A balancing of interests does not change this. ABN AMRO’s interests in limiting the risk of money laundering and in particular not being associated with criminal offenses outweigh the cosmetics trade’s interests in maintaining the bank account with ABN AMRO. It also takes into account that the company now has a bank account in another bank.
ABN AMRO has rightly pointed out that the beauty salon poses an unacceptable risk of being involved in money laundering because that company is actually financed by the cosmetics industry BV. This means that the termination of the banking relationship with the beauty salon is not in itself unacceptable according to standards of reasonableness and fairness. However, because the beauty salon has not yet found another bank, unlike the cosmetics business, and it employs five employees, the interest in a short, temporary continuation of the banking relationship is greater than ABN AMRO’s interest in its immediate termination. ABN AMRO will therefore be required to continue the banking relationship for a further three months in the manner stated in the decision. No penalty will be attached to this judgment as it is assumed that ABN AMRO will comply with this judgment.

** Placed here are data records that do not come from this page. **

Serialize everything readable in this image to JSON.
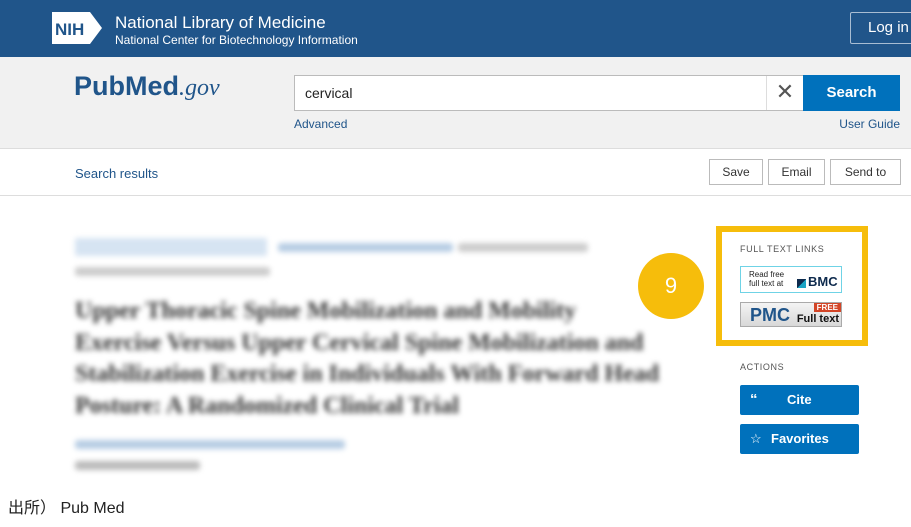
{
  "header": {
    "org_logo": "NIH",
    "title": "National Library of Medicine",
    "subtitle": "National Center for Biotechnology Information",
    "login": "Log in"
  },
  "search": {
    "logo_pub": "Pub",
    "logo_med": "Med",
    "logo_gov": ".gov",
    "value": "cervical",
    "button": "Search",
    "advanced": "Advanced",
    "user_guide": "User Guide",
    "clear_icon": "close-icon"
  },
  "nav": {
    "back_link": "Search results",
    "buttons": [
      "Save",
      "Email",
      "Send to"
    ]
  },
  "article": {
    "title": "Upper Thoracic Spine Mobilization and Mobility Exercise Versus Upper Cervical Spine Mobilization and Stabilization Exercise in Individuals With Forward Head Posture: A Randomized Clinical Trial"
  },
  "sidebar": {
    "full_text_label": "FULL TEXT LINKS",
    "bmc_line1": "Read free",
    "bmc_line2": "full text at",
    "bmc_brand": "BMC",
    "pmc_brand": "PMC",
    "pmc_free": "FREE",
    "pmc_full": "Full text",
    "actions_label": "ACTIONS",
    "cite": "Cite",
    "favorites": "Favorites",
    "highlight_color": "#f6bd0b"
  },
  "annotation": {
    "number": "9"
  },
  "footer": {
    "source": "出所） Pub Med"
  }
}
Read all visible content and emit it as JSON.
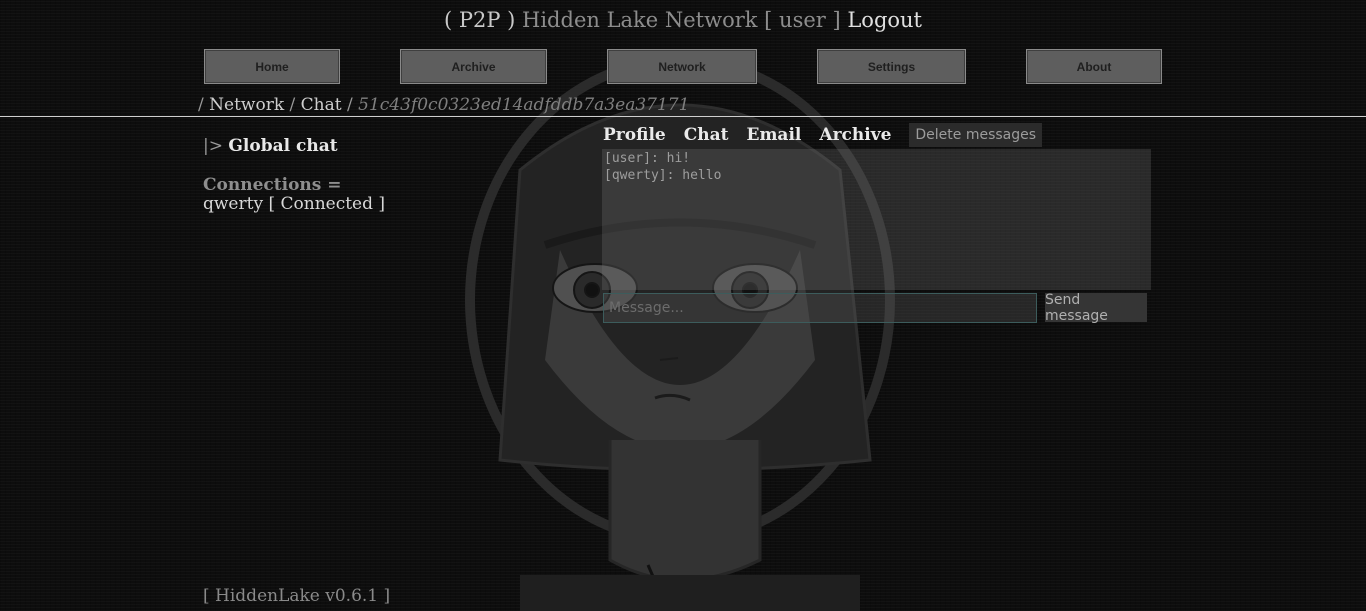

ABN AMRO has also terminated its relationship with the entrepreneur privately, because it has lost all confidence in him, seen in the light of the way in which he, as (indirect) director of the companies, has fulfilled his obligation to provide information, or rather failed to do so. It is the director (the holding company, ed.) who could and should have given ABN AMRO the desired clarity, but has not done so.
In the given circumstances, the termination of the relationship with the director is also not unacceptable by standards of fairness and reasonableness or in breach of the duty of care. Furthermore, as a result of this termination, the director will not be cut off from economic activity, now that he has been able to open a bank account elsewhere.
Although no questions were asked of the director in connection with the customer survey from ABN AMRO, she follows the fate of the group she belongs to. ABN AMRO was therefore also allowed to terminate the banking relationship with the director.